Over the weekend I read a bit of Gotham Schools and the blog post that says we can expect five results from the charter cap legislation passed this week.
Some of these are not as beneficial to the charter movement as the numbers suggest. The National Association for Public Charter Schools tells you why this is actually worse legislation for charters than no legislation at all.
But let’s look at the points:
1. There’s no more request via application. Now it’s an RFP process. The UFT’s Michael Mulgrew believes that the RFP design will mean that authorizers can ban charter schools from springing up in neighborhoods “overwhelmed” by charters, according to Gotham Schools.
Overwhelmed is an interesting word choice.
2. Lack of clarity about who can oversee charters. Some think the chancellor can still be in on the mix. Others are up in the air.
3. The part about requiring more ESL and special needs students over time shouldn’t be much of a problem, since charters actually operate for the benefit of those types of students. It does create the question about the lottery process.
Look at how this is played out in a recent Gotham Schools article: Harlem Success Academy has fewer needy students than Sojourner Truth school. Actually, statistically, it does not, since they both have 70% students in the reduced lunch or free lunch category, combined. To speculate otherwise is to over-granularize granular data and to play a game of semantics about where needy begins and having it all begins.
The point is that it really shouldn’t matter how many ESL or special needs students a charter school has. The charter is designed to pay its teachers well and to deliver high quality results to every student.
4. Charter schools will now be required to have more people on a council. More public attention will be directed at charters. But this should also be positive, because more public attention should mean that the local neighborhoods and communities that feed a charter will be more aware of how good they are for the students. There’s a somewhat shallow knowledge of charters in New York, and this would help give a positive shine to the hard work that these teachers and staff do.

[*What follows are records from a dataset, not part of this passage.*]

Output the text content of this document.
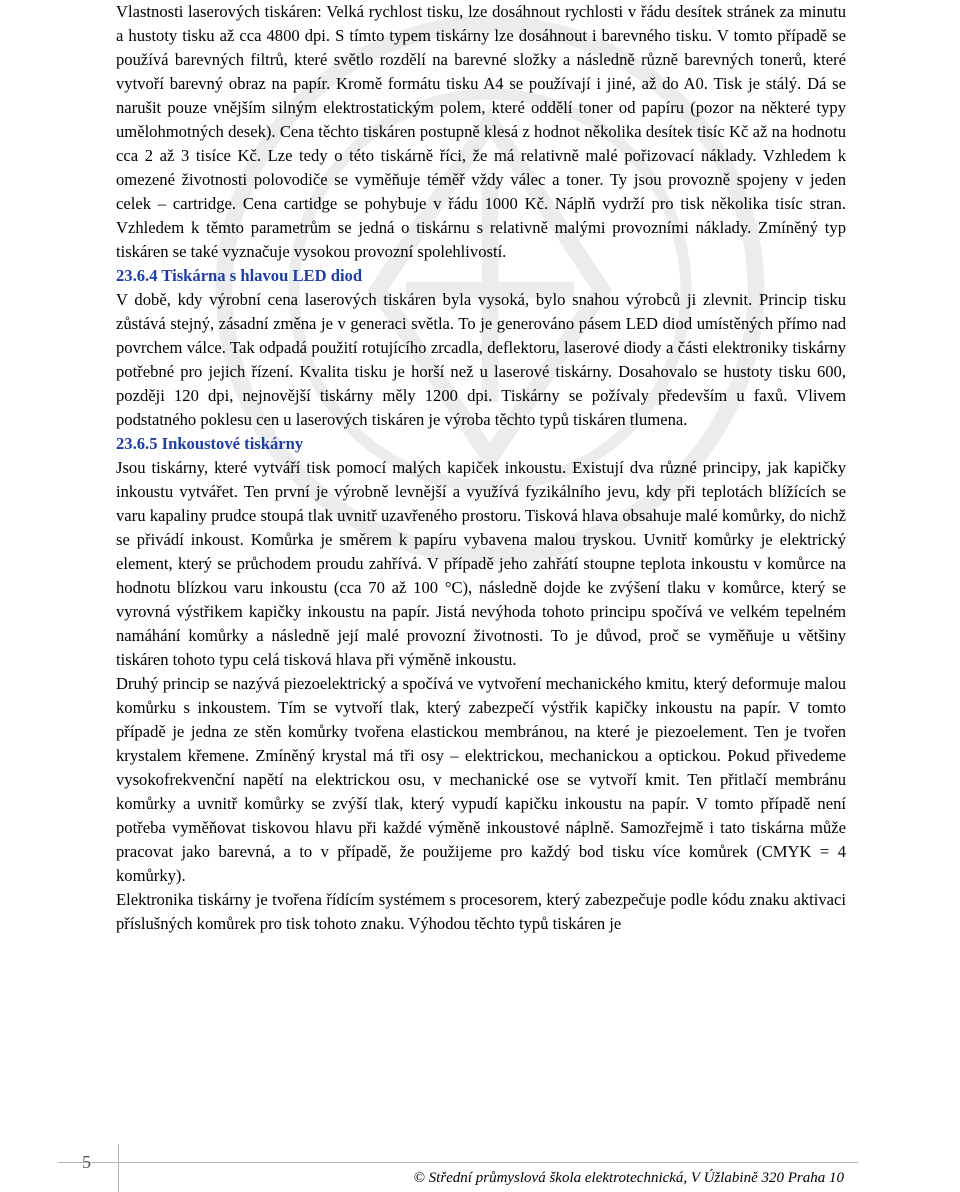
Vlastnosti laserových tiskáren: Velká rychlost tisku, lze dosáhnout rychlosti v řádu desítek stránek za minutu a hustoty tisku až cca 4800 dpi. S tímto typem tiskárny lze dosáhnout i barevného tisku. V tomto případě se používá barevných filtrů, které světlo rozdělí na barevné složky a následně různě barevných tonerů, které vytvoří barevný obraz na papír. Kromě formátu tisku A4 se používají i jiné, až do A0. Tisk je stálý. Dá se narušit pouze vnějším silným elektrostatickým polem, které oddělí toner od papíru (pozor na některé typy umělohmotných desek). Cena těchto tiskáren postupně klesá z hodnot několika desítek tisíc Kč až na hodnotu cca 2 až 3 tisíce Kč. Lze tedy o této tiskárně říci, že má relativně malé pořizovací náklady. Vzhledem k omezené životnosti polovodiče se vyměňuje téměř vždy válec a toner. Ty jsou provozně spojeny v jeden celek – cartridge. Cena cartidge se pohybuje v řádu 1000 Kč. Náplň vydrží pro tisk několika tisíc stran. Vzhledem k těmto parametrům se jedná o tiskárnu s relativně malými provozními náklady. Zmíněný typ tiskáren se také vyznačuje vysokou provozní spolehlivostí.

23.6.4 Tiskárna s hlavou LED diod

V době, kdy výrobní cena laserových tiskáren byla vysoká, bylo snahou výrobců ji zlevnit. Princip tisku zůstává stejný, zásadní změna je v generaci světla. To je generováno pásem LED diod umístěných přímo nad povrchem válce. Tak odpadá použití rotujícího zrcadla, deflektoru, laserové diody a části elektroniky tiskárny potřebné pro jejich řízení. Kvalita tisku je horší než u laserové tiskárny. Dosahovalo se hustoty tisku 600, později 120 dpi, nejnovější tiskárny měly 1200 dpi. Tiskárny se požívaly především u faxů. Vlivem podstatného poklesu cen u laserových tiskáren je výroba těchto typů tiskáren tlumena.

23.6.5 Inkoustové tiskárny

Jsou tiskárny, které vytváří tisk pomocí malých kapiček inkoustu. Existují dva různé principy, jak kapičky inkoustu vytvářet. Ten první je výrobně levnější a využívá fyzikálního jevu, kdy při teplotách blížících se varu kapaliny prudce stoupá tlak uvnitř uzavřeného prostoru. Tisková hlava obsahuje malé komůrky, do nichž se přivádí inkoust. Komůrka je směrem k papíru vybavena malou tryskou. Uvnitř komůrky je elektrický element, který se průchodem proudu zahřívá. V případě jeho zahřátí stoupne teplota inkoustu v komůrce na hodnotu blízkou varu inkoustu (cca 70 až 100 °C), následně dojde ke zvýšení tlaku v komůrce, který se vyrovná výstřikem kapičky inkoustu na papír. Jistá nevýhoda tohoto principu spočívá ve velkém tepelném namáhání komůrky a následně její malé provozní životnosti. To je důvod, proč se vyměňuje u většiny tiskáren tohoto typu celá tisková hlava při výměně inkoustu.

Druhý princip se nazývá piezoelektrický a spočívá ve vytvoření mechanického kmitu, který deformuje malou komůrku s inkoustem. Tím se vytvoří tlak, který zabezpečí výstřik kapičky inkoustu na papír. V tomto případě je jedna ze stěn komůrky tvořena elastickou membránou, na které je piezoelement. Ten je tvořen krystalem křemene. Zmíněný krystal má tři osy – elektrickou, mechanickou a optickou. Pokud přivedeme vysokofrekvenční napětí na elektrickou osu, v mechanické ose se vytvoří kmit. Ten přitlačí membránu komůrky a uvnitř komůrky se zvýší tlak, který vypudí kapičku inkoustu na papír. V tomto případě není potřeba vyměňovat tiskovou hlavu při každé výměně inkoustové náplně. Samozřejmě i tato tiskárna může pracovat jako barevná, a to v případě, že použijeme pro každý bod tisku více komůrek (CMYK = 4 komůrky).

Elektronika tiskárny je tvořena řídícím systémem s procesorem, který zabezpečuje podle kódu znaku aktivaci příslušných komůrek pro tisk tohoto znaku. Výhodou těchto typů tiskáren je

5
© Střední průmyslová škola elektrotechnická, V Úžlabině 320 Praha 10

5. The last point is that for districts that allow more than $5,000 worth of improvements in a charter school that shares space with a traditional public school there must be matching funds made in improvements for the traditional school. To me this is another signal that the real issue for traditional schools is funding. They want money. They want equity. But this would allow them to get equity without making structural changes to contracts with teachers. And it certainly helps them fund improvement. But will more money mean better performance.
The trend doesn’t suggest it will. And after all, charters typically operate with less money than traditional schools and they still do better.